Du kannst eigentlich alle neue Spiele in max auf WQHD spielen mit 30 fps + spielen. Dann merkt man auch G-Sync.

Eine neue GTX980ti wäre aber wohl die bessere Kombination mit dem swift (aber auch deutlich teurer).

Der empfohlene Acer soll auch gut sein allerdings kann ich da nichts zu sagen.

Hoffe ich konnte dir ein kleinen Einblick geben.


----------



## Bussi96 (11. Juni 2015)

Danke für die vielen Antworten und Vorschläge....
Ich werde mir nun einmal detailierte Tests der beiden Monitore ansehen und mich hier später nochmal melden 
Bin natürlich für weitere Vorschläge offen...

P.S. Da ich eh immer eher gerade vor meinem Monitor sitze und die beiden Bildschirme sich ja anscheinend ansonsten nicht so viel nehmen Frage
        ich mich ob sich die 70€ aufpreis für den Acer beziehungsweise das IPS Pannel lohnen....
        Da Geschwindigkeit des Asus ja anscheinend etwas besser ist (da TN-Pannel).

MfG 
Bussi


----------



## TheWitcher19052015 (11. Juni 2015)

Also eins ist klar - beide sind Großartige Monitore und die wirst mit beiden Glücklich.
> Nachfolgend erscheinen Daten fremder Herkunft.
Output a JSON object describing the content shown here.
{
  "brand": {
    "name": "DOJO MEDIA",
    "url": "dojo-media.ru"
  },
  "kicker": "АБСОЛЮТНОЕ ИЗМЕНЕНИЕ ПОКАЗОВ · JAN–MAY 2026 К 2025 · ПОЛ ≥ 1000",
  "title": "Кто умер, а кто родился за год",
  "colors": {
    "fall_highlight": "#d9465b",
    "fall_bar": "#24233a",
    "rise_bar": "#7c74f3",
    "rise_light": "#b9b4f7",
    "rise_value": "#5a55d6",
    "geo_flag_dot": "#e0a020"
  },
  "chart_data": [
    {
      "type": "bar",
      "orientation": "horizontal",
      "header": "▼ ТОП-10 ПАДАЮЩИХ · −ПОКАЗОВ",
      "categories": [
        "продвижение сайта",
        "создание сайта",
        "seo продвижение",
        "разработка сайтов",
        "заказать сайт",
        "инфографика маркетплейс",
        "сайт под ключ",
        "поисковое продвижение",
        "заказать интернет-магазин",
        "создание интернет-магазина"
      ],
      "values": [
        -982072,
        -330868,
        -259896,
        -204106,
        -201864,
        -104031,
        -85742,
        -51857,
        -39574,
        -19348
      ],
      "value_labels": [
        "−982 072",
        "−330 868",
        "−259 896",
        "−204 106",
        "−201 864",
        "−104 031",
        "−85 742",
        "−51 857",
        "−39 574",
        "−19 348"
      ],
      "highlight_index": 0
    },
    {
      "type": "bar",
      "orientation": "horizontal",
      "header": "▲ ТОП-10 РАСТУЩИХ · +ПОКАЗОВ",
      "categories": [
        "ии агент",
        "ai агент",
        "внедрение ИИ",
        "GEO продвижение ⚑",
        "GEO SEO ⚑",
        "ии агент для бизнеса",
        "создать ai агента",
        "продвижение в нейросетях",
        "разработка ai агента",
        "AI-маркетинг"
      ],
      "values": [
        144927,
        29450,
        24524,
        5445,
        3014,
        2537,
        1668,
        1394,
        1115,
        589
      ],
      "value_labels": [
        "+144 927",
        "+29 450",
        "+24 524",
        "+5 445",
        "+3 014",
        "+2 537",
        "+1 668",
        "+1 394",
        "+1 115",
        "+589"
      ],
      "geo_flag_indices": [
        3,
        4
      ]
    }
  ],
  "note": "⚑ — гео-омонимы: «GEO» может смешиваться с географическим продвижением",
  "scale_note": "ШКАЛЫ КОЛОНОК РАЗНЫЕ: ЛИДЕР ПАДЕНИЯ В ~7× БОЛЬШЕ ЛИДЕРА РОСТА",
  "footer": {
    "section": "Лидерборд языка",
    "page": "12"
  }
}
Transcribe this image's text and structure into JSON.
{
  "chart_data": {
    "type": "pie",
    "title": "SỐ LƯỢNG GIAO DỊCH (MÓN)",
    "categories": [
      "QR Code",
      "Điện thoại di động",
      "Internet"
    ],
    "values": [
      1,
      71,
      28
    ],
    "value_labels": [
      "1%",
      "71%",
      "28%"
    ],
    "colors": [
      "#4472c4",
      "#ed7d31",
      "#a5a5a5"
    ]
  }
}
Lies dir einfach noch ein paar Tests durch und entscheide dann


----------



## Bussi96 (11. Juni 2015)

Okay Leute habe mich jetzt noch ausführlicher in mehreren verschiedenen Test über beide Geräte informiert,
und bin zu dem Schluss gekommen, dass es für mich der ASUS Rog werden wird 
Der Acer scheint für meine Zwecke gleichwertig zu sein.
Aufgrund der 70€ mehrkosten und daher, dass mir das Design des ASUS besser gefällt werde ich mir diesen zulegen. 

Danke für eure Hilfe und die Beantwortung meiner(Anfänger? ) Fragen.

Jetzt bleibt nur noch zu hoffen, dass ich von Serienfehlern, die ja anscheinend beide dieser Monitore teilweise haben verschont bleibe.

MfG 
Bussi


----------



## Blackout27 (11. Juni 2015)

Bevor du bestellst, es kommt bald der Nachfolger vom Swift. Wann weiß ich jetzt nicht genau aber bei PCGH war letztens ein Beitrag mit Video.

Der neue Swift hat auch WQHD 144 Hertz G-Sync und ein IPS Panel. 

Bei Interesse mal googlen  Ansonsten viel Spaß mit dem Asus!


----------



## Bussi96 (11. Juni 2015)

@thehate19 ja ich hatte schon gesehen, dass da ein neuer Switf mit IPS panel angekündigt ist.
Allerdings währe dieser ja dann wahrscheinlich etwas teurer noch als der acer und der liegt eigentlich schon an meiner obergrenze from Preis her .

von daher danke für die info aber wegen des wahrscheinlichen höheren preises und der wartezeit wird es der "alte" Swift.


----------



## JoM79 (11. Juni 2015)

Guck dir mal die Pressefotos vom PG279Q, da siehst du richtig schön das Backlightbleeding und den glow von IPS.


----------



## TheWitcher19052015 (12. Juni 2015)

http://rog.asus.com/wp-content/uploads/2015/06/PG279Q-b.jpg

bah, ist das übel...


----------



## facehugger (12. Juni 2015)

Ich würd den Dell mit in`s Auge fassen:


Dell UltraSharp U2715H, 27" (210-ADSN/210-ADSO/210-ADSZ/210-ADZM) Preisvergleich | Geizhals Deutschland 
mit meiner getakteten GTX970 habe ich in WQHD (DSR per Treiber) auch in aktuellen Games wie Witcher 3 viel Spaß. Es müssen ja nicht immer ultra Details sein:


Warum müssen es immer Ultra-Details sein? User-Special von Ion 
gut, wenn du 120/144Hz unbedingt benötigst...

Gruß


----------



## jkox11 (12. Juni 2015)

JoM79 schrieb:


> Guck dir mal die Pressefotos vom PG279Q, da siehst du richtig schön das Backlightbleeding und den glow von IPS.





TheWitcher19052015 schrieb:


> http://rog.asus.com/wp-content/uploads/2015/06/PG279Q-b.jpg
> 
> bah, ist das übel...



Heiliger Bimbam


----------



## fushigi01 (12. Juni 2015)

Das sieht ja echt arg aus... 

Aber bei deinem PB278QR ist das nicht so heftig jkox oder?


----------



## jkox11 (12. Juni 2015)

Ich hab noch gar kein BLB festgestellt.


----------